Texte : Laura Rosierse

Le groupe de pop alternative néerlandais EUT est de retour avec la sortie de son deuxième album, “Party Time”, une collection de paysages sonores alternatifs accrocheurs qui représentent un moment de plaisir ! EUT crée des morceaux qui s’imposent à vous, un son raffiné et surtout excentrique et de quoi s’évader de la vie quotidienne. Leur démarche donne de la couleur à leur musique et pimente leurs paysages sonores insolites. EUT n’a rien de normal, mais ce qu’ils font n’est pas non plus révolutionnaire. Parfois, ce dont on a besoin, c’est d’un groupe qui dit tout haut ce que tout le monde pense tout bas, et c’est exactement ce que fait EUT depuis sa première sortie en 2017. Un groupe qui a fait tourner toutes les têtes de l’industrie vers lui, qui est devenu le groupe le plus demandé du festival itinérant néerlandais Popronde et qui a partagé une scène avec Beck. Toutes leurs sorties passées les ont préparés à la sortie de leur deuxième album, “Party Time”. 

L’album démarre avec le single agréablement relaxant “What Gives You The Kicks”. L’ouverture de l’album montre un son qui est légèrement moins rapide que ce que nous avons entendu précédemment de EUT, et leur deuxième album est le moment et l’endroit parfait pour présenter un tel son. Le mix de “What Gives You The Kicks” est rempli d’effets chauds et funky et fait briller la voix de la chanteuse Megan comme un diamant brut. On continue avec “Had Too Much”, moitié parlé, moitié chanté comme une ivrogne, avec un paysage sonore simple et accrocheur. Sur le plan des paroles, ce single raconte une histoire qu’on a sans doute tous vécue : “I don’t think we can be friends, I’ve had too much, I’m drinking again…”. C’est ce petit interlude simple et répétitif qui fonctionne comme un mantra et qui, espérons-le, nous aide à nous rappeler tous les bons… Sans doute les bons moments que nous avons passés en sortant boire des coups. 

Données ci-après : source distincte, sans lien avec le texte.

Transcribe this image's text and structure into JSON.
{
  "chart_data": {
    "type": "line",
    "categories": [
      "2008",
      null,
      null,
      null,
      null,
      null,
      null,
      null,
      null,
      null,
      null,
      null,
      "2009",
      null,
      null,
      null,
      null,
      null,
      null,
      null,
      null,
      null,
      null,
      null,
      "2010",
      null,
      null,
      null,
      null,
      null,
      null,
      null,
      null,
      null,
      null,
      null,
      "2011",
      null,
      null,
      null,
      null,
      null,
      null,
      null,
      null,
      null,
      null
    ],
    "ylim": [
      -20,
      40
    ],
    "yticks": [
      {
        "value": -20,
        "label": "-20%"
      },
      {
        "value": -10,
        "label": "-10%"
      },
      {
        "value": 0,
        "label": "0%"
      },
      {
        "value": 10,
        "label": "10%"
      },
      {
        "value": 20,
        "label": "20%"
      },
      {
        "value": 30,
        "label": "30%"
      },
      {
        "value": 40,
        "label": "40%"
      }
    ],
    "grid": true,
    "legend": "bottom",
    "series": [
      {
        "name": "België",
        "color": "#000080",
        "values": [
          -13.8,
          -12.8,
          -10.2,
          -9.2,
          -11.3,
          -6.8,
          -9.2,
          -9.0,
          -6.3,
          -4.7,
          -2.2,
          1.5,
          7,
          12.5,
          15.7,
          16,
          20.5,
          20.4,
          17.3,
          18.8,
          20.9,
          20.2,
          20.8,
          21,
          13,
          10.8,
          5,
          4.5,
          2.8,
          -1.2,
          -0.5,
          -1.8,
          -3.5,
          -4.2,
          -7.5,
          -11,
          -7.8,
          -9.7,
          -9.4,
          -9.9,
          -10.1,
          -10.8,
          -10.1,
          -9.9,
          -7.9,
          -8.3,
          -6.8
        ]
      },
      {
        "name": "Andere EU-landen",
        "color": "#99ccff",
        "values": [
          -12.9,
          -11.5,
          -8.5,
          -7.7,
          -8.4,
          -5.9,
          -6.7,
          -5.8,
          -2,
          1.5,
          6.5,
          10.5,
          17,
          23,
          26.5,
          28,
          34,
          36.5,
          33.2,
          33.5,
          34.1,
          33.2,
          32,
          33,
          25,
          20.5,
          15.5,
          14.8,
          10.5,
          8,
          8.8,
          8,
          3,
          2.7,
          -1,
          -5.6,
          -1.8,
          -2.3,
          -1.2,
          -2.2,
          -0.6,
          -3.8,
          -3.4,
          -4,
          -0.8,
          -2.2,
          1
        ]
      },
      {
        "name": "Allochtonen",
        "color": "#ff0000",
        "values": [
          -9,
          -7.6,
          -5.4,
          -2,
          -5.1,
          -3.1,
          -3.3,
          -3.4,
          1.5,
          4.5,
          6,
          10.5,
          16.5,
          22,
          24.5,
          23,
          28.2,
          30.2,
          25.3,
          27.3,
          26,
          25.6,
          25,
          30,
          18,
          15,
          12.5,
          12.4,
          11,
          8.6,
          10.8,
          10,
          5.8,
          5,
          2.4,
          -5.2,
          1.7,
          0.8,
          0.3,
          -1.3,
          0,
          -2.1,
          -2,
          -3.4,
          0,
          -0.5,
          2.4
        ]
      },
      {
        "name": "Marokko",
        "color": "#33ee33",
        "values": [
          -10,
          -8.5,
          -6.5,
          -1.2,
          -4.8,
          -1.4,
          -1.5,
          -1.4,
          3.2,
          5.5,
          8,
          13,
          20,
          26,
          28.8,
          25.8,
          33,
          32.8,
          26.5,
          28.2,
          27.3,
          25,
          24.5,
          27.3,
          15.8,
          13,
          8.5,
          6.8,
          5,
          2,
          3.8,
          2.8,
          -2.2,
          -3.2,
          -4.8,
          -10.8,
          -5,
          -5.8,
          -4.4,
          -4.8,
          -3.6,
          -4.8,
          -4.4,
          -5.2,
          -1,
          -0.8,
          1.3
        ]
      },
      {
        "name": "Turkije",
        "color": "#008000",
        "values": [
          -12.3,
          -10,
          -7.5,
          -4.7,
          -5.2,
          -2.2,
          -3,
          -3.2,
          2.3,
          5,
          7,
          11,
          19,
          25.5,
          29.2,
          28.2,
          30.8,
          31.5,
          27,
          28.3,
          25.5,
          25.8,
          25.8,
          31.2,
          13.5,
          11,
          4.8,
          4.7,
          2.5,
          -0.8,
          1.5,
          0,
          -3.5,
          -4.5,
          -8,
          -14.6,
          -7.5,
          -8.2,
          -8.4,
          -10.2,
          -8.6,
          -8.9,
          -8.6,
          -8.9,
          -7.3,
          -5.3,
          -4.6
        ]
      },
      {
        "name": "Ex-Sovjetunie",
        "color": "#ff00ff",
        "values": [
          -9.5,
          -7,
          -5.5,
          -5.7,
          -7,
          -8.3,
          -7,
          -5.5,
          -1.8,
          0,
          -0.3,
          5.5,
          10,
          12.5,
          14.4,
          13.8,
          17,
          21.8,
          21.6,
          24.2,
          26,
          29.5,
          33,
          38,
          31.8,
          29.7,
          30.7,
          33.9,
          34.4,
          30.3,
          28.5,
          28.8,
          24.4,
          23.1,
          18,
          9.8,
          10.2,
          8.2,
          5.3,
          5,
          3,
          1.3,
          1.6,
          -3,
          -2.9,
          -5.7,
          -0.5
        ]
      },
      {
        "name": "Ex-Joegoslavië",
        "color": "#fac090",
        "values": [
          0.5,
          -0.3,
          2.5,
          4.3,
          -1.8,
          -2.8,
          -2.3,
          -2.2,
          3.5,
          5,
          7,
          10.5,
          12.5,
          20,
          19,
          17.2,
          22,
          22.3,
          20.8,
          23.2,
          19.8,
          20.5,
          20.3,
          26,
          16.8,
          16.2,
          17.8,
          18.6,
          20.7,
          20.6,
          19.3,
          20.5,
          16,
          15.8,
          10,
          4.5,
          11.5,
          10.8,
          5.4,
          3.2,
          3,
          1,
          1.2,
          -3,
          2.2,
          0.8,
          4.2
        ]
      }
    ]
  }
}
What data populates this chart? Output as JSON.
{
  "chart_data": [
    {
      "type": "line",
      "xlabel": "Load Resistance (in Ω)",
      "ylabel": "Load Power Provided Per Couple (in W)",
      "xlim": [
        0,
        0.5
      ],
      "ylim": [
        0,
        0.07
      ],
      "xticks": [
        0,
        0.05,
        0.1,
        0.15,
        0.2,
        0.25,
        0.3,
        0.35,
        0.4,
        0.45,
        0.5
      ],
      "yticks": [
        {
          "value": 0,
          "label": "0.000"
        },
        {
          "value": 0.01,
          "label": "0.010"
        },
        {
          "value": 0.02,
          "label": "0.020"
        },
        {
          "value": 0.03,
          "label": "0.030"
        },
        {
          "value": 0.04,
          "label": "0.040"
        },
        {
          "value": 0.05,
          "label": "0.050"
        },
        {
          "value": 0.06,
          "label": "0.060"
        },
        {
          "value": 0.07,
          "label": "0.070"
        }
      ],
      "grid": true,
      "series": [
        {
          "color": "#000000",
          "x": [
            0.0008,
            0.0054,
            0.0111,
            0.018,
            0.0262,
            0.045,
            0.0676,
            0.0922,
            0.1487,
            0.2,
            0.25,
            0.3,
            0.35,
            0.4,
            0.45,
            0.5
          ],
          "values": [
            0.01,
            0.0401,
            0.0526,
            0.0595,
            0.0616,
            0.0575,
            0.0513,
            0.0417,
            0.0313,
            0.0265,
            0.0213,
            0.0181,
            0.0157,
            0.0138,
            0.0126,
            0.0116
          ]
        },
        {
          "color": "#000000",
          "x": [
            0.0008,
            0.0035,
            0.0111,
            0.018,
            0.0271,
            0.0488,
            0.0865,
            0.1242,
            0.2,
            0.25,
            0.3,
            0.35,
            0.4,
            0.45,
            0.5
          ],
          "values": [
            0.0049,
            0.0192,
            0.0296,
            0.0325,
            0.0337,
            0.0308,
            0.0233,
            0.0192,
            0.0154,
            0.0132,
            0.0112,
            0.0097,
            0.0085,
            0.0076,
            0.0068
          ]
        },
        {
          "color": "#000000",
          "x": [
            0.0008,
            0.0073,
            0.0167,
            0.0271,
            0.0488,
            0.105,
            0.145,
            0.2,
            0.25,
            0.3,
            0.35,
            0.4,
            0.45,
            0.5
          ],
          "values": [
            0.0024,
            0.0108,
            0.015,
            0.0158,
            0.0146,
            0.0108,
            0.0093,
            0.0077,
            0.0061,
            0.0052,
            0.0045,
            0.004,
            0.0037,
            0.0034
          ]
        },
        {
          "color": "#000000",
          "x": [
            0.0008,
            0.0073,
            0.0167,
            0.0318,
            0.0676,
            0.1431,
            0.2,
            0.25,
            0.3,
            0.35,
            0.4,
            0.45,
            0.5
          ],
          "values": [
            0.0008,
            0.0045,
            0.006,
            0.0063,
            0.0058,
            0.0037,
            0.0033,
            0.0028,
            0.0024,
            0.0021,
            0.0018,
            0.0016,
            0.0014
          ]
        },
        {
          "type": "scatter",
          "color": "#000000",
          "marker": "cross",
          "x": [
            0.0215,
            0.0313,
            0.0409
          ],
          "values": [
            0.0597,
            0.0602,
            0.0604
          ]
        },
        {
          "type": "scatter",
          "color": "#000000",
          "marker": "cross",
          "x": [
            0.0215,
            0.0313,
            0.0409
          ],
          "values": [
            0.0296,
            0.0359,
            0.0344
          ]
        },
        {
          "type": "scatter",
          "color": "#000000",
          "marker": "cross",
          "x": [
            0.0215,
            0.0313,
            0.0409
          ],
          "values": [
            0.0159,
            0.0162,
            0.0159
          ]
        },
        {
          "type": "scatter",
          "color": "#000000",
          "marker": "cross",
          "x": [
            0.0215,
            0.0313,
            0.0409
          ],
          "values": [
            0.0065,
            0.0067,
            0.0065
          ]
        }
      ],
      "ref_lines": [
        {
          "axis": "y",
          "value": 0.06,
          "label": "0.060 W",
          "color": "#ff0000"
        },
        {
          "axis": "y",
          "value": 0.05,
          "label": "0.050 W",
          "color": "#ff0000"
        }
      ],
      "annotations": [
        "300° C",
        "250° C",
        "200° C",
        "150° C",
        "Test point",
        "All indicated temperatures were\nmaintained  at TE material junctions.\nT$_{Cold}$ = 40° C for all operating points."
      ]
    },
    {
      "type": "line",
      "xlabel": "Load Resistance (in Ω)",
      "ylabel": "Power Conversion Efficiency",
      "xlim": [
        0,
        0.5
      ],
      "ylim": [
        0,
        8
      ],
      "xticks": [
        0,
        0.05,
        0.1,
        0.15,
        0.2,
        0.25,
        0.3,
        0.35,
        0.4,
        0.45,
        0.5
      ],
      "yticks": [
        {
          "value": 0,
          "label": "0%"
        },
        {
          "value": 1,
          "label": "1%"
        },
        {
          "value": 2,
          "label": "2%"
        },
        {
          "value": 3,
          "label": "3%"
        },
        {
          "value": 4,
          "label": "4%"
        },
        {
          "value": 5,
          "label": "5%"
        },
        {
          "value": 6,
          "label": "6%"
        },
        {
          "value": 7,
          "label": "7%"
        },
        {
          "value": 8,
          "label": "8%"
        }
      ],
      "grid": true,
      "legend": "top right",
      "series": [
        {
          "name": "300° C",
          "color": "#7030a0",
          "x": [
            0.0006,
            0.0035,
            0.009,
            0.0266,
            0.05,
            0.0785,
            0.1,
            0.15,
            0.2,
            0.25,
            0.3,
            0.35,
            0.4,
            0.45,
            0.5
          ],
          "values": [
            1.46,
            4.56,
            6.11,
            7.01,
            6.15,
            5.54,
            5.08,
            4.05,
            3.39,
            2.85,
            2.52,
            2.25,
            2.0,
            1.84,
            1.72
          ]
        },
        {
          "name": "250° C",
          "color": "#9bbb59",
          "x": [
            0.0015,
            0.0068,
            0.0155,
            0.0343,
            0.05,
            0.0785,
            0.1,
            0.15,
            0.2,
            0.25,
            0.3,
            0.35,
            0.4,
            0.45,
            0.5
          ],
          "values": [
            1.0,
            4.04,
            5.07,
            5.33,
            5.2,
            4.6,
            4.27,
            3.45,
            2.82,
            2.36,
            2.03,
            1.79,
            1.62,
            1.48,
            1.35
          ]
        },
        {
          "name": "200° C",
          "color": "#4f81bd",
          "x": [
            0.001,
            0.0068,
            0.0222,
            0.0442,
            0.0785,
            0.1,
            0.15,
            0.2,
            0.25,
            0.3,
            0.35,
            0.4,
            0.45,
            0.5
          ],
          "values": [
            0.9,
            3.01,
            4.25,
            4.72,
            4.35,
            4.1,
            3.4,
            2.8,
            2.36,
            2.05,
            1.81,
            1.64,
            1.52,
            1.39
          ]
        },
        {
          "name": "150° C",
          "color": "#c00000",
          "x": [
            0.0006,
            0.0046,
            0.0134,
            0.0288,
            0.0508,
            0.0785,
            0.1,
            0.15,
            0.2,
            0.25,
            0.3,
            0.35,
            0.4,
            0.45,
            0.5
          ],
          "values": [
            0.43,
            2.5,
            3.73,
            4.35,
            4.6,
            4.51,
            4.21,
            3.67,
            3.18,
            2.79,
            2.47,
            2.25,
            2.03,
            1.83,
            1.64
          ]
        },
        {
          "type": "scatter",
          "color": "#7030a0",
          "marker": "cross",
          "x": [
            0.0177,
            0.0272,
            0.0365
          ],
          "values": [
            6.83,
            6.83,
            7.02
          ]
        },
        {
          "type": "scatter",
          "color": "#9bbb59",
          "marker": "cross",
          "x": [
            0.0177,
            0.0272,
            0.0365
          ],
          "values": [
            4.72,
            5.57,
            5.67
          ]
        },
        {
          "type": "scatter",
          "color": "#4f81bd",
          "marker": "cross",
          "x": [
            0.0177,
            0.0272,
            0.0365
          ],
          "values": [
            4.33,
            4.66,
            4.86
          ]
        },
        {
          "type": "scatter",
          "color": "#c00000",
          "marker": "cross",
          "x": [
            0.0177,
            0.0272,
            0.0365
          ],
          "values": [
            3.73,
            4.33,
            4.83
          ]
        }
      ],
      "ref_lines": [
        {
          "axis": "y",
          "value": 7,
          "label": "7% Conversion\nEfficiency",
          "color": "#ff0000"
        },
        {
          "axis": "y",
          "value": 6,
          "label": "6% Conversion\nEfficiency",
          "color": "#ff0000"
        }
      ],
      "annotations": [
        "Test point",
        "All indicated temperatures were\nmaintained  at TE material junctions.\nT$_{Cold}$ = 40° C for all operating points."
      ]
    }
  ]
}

Cette lente accalmie est suivie par le titre “Party Time”, un morceau dynamique et édifiant, précédemment sorti en single et qui est manifestement un délicieux morceau d’art rock aéré avec une touche de pop toute simple. “Party Time” est la chanson titre de l’album pour une raison bien précise : l’album et le single parlent de désir, de sexe et de solitude d’une manière rafraîchissante et sincère. Mon nouveau tube préféré est suivi par le très sensuel “Stuck”, “teach me how to fuck, fuck up my mind…”. C’est le son le plus expérimental de l’album et il fait écho à un son art-rock à la St Vincent, basé sur le synthétiseur. “Stuck” est suivi d’un “Interlude”, un morceau dont on cherche toujours le sens. À mon humble avis, l’ “Interlude” aurait pu être raccourci d’au moins trois minutes, mais là encore… Qui suis-je pour parler ?! 

Le single “The Buggs (Part II)”, qui ressemble à une berceuse, est l’un de ces sons insolites qu’EUT produit de temps en temps. Même si son style n’est pas aussi enthousiasmant que pour les autres chansons de l’album, la voix perçante de Megan en fait l’un de ces singles qui nous font nous demander ce qui va suivre. On continue sur un autre titre inspiré par les insectes avec “Killer Bee”, un morceau alternatif à base de sons électro et de synthétiseur avec des harmonies nébuleuses qui parle de succès et d’essayer de le concrétiser. “When I Dive” continue sur le thème de la lutte contre les questions sans réponse et de la prétention d’être quelqu’un que l’on n’est pas. C’est l’une des chansons les plus planantes, presque angoissantes de l’album, la chanson exprime le sentiment de perplexité et le fait avec des effets répétitifs et intrigants qui remplissent ce paysage sonore fragile. 

Nous sommes enfin arrivés à la partie de l’album où le single “It’s Love (But It’s Not Mine)”, déjà sorti, valse et nous emmène tous dans une aventure passionnante et incroyablement communicative dont nous ne voulons jamais revenir. C’est une tranche reconnaissable de pop rock alternatif énergique et éloquent qui vous restera en tête pendant des jours, non… des semaines ! Nous terminons l’album sur une note plus lente mais néanmoins puissante avec “Bubble Baby”, qui pourrait être interprétée comme une ode à l’album entier sous forme de ballade. C’est la façon pour EUT d’apporter une chanson produite de manière impeccable, remplie de douleur et de paroles qui viennent du cœur. 

“Party Time” est une histoire à cœur ouvert, déclinée en un album qui va à contre-courant et ne se soucie pas des opinions populaires, “Party Time” a été réalisé parce qu’il fallait le faire. Leur son dynamique et le timbre de leur voix sont peut-être en perpétuelle évolution, mais EUT sera, sans conteste, toujours EUT.